As i said in previous post, I am now able to ping 192.167.0.0/24 network from the 192.168.1.0/24 network by routing traffic through 192.167.0.200 - the archlinux box.

I could not do the reverse (e.g. ping the 192.168.1.0/24 network from a 192.167.0.x machine)

i though all i would need to do is add the reciprocal iptables entries, but it doesnt work. here's my current iptables script. Is there something else i need to do to allow masquarading in the ppp0 --> eth0 direction? thanks again for helping me to quickly solve the main issue in the other direction.

$this->bbcode_second_pass_code('', 'iptables --flush # Flush all the rules in filter and nat tables
iptables --table nat --flush
iptables --delete-chain # Delete all chains that are not in default filter and nat table
iptables --table nat --delete-chain

# Set up IP FORWARDing and Masquerading
iptables --table nat --append POSTROUTING --out-interface ppp0 -j MASQUERADE
iptables --append FORWARD --in-interface eth0 -j ACCEPT # Assuming one NIC to local LAN

# NEW LINES HERE
iptables --table nat --append POSTROUTING --out-interface eth0 -j MASQUERADE
iptables --append FORWARD --in-interface ppp0 -j ACCEPT # Assuming one NIC to local LAN

echo 1 > /proc/sys/net/ipv4/ip_forward # Enables packet forwarding by kernel
echo 1 > /proc/sys/net/ipv4/conf/eth0/forwarding
echo 1 > /proc/sys/net/ipv4/conf/ppp0/forwarding
')

[WarheadsSE]

$this->bbcode_second_pass_code('', 'iptables -t nat -A POSTROUTING -s 10.0.0.1/32 -o eth0 -j MASQUERADE')

That is all that was needed for use with the USB Armory. (see the installation instructions)

[gregbert]

Hi Warhead

Thanks for the reply. I've gone through the installation instructions and tried to understand what the usb armory is.

In the USB armory case, i understand it has an IP of 10.0.0.1 and can reach the larger network (which is, lets say, 192.168.1.0/24). I can do that too at this point. (e.g. ping my 192.167.0.0/24 network from any of my 192.168.1.0/24 computers on the other side of the ppp0 connection)

But, in your USB Armory example, can one of the computers on the larger network (e.g. 192.168.1.0/24) ping or ssh to 10.0.0.1? to do that, what would you need to add? not with that single iptables entry below obviously since its restricted to packets sourced from 10.0.0.1/32.

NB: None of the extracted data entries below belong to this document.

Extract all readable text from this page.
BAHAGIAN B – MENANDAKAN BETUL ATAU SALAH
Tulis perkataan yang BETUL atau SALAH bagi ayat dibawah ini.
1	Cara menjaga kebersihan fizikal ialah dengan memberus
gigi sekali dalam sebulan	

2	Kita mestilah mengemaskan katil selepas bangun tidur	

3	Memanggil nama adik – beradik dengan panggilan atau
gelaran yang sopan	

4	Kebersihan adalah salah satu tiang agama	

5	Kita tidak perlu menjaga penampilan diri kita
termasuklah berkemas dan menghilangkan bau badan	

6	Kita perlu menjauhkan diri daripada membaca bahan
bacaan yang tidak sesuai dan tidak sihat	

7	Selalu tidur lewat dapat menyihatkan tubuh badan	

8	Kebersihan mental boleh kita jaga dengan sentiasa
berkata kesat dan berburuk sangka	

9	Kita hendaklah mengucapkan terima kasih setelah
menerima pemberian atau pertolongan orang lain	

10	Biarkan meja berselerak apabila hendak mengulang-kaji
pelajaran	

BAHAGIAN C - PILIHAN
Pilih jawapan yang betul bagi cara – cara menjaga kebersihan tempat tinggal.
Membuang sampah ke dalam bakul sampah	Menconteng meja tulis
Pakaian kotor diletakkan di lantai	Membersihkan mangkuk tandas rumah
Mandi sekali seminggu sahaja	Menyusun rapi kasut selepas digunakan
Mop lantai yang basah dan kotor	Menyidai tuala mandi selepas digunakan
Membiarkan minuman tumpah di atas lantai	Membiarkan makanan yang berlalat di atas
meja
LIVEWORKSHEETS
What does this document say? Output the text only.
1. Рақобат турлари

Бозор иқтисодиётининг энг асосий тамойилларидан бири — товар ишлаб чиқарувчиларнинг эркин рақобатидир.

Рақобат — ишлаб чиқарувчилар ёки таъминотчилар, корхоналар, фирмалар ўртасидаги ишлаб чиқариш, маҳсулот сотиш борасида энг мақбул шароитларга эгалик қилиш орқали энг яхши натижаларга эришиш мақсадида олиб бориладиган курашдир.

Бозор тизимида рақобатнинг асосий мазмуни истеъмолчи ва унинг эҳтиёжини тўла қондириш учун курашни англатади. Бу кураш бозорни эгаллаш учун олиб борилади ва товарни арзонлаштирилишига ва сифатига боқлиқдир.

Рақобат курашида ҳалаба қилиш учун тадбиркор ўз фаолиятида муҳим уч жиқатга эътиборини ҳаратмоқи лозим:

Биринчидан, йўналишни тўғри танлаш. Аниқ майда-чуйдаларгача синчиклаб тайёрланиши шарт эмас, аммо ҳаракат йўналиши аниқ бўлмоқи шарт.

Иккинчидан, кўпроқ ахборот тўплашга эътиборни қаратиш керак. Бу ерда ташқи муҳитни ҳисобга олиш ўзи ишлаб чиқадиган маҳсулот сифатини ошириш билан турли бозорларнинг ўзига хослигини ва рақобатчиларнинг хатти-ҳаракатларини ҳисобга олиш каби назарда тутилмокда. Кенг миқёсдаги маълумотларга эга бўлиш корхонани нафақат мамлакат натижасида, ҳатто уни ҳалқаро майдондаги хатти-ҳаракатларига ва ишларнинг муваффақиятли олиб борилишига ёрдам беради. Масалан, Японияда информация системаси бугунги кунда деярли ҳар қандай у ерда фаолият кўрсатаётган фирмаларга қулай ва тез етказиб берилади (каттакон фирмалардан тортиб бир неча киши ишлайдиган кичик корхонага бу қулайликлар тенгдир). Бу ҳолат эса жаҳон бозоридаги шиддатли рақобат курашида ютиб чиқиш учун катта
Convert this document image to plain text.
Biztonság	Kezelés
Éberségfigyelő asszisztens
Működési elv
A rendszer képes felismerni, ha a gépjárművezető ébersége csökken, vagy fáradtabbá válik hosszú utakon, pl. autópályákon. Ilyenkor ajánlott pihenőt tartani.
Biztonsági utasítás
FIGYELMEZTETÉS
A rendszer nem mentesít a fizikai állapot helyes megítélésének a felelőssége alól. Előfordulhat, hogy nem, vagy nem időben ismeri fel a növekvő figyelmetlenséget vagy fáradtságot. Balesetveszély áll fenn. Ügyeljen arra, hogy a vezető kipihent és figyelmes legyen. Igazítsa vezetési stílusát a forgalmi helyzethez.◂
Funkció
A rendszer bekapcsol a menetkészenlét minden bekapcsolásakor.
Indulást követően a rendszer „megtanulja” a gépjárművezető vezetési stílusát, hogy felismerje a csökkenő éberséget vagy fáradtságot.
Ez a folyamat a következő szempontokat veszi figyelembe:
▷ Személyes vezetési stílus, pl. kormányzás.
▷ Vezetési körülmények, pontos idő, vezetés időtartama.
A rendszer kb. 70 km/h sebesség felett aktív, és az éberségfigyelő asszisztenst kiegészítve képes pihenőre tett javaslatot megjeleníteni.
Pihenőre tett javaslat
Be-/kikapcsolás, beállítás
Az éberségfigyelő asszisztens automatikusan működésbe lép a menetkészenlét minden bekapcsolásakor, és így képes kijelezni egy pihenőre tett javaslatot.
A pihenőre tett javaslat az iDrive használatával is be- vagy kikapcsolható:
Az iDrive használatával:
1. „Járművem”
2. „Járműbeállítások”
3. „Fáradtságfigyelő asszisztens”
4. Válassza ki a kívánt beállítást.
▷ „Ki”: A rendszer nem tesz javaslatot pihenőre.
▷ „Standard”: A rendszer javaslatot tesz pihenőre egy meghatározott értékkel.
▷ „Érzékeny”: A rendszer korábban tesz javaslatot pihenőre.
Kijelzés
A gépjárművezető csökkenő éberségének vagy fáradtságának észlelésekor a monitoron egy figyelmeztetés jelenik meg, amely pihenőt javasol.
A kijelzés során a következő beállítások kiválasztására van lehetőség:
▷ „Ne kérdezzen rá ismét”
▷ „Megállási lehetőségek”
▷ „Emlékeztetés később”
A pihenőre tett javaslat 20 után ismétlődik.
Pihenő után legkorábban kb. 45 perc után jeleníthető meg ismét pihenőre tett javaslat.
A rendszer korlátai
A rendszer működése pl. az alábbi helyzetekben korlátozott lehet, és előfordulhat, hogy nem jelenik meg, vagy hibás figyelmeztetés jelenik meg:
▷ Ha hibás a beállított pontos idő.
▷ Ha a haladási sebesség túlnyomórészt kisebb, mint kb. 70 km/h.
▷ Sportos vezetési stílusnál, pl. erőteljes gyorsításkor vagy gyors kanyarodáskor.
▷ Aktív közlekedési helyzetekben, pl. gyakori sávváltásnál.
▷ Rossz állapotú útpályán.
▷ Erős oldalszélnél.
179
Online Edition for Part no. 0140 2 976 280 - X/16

i made a quick sketch in in case it helps. i assume masquarading is still the right thing to do here, but let me know if that is what is screwing things up...

thank you

[WarheadsSE]

Well, according to the layout it should work, but you might have some issues with the routing tables if it is not occurring properly.

[gregbert]

Warhead,

Sorting through some other things now - but wanted to let you know that this was right. After seeing your post, i went and investigated the routes on each machine. I found on on the 192.167.0.99 router that the route for 192.168.1.0/24 was indeed forwarded to 192.167.0.200 as desired - however, the device was incorrectly specified as br0 rather than ppp0. fixing that, all of a sudden, i have connectivity. i was even able to get rid of the masquerading in both directions.

thank you for the continued tips. i am sure i will have more questions.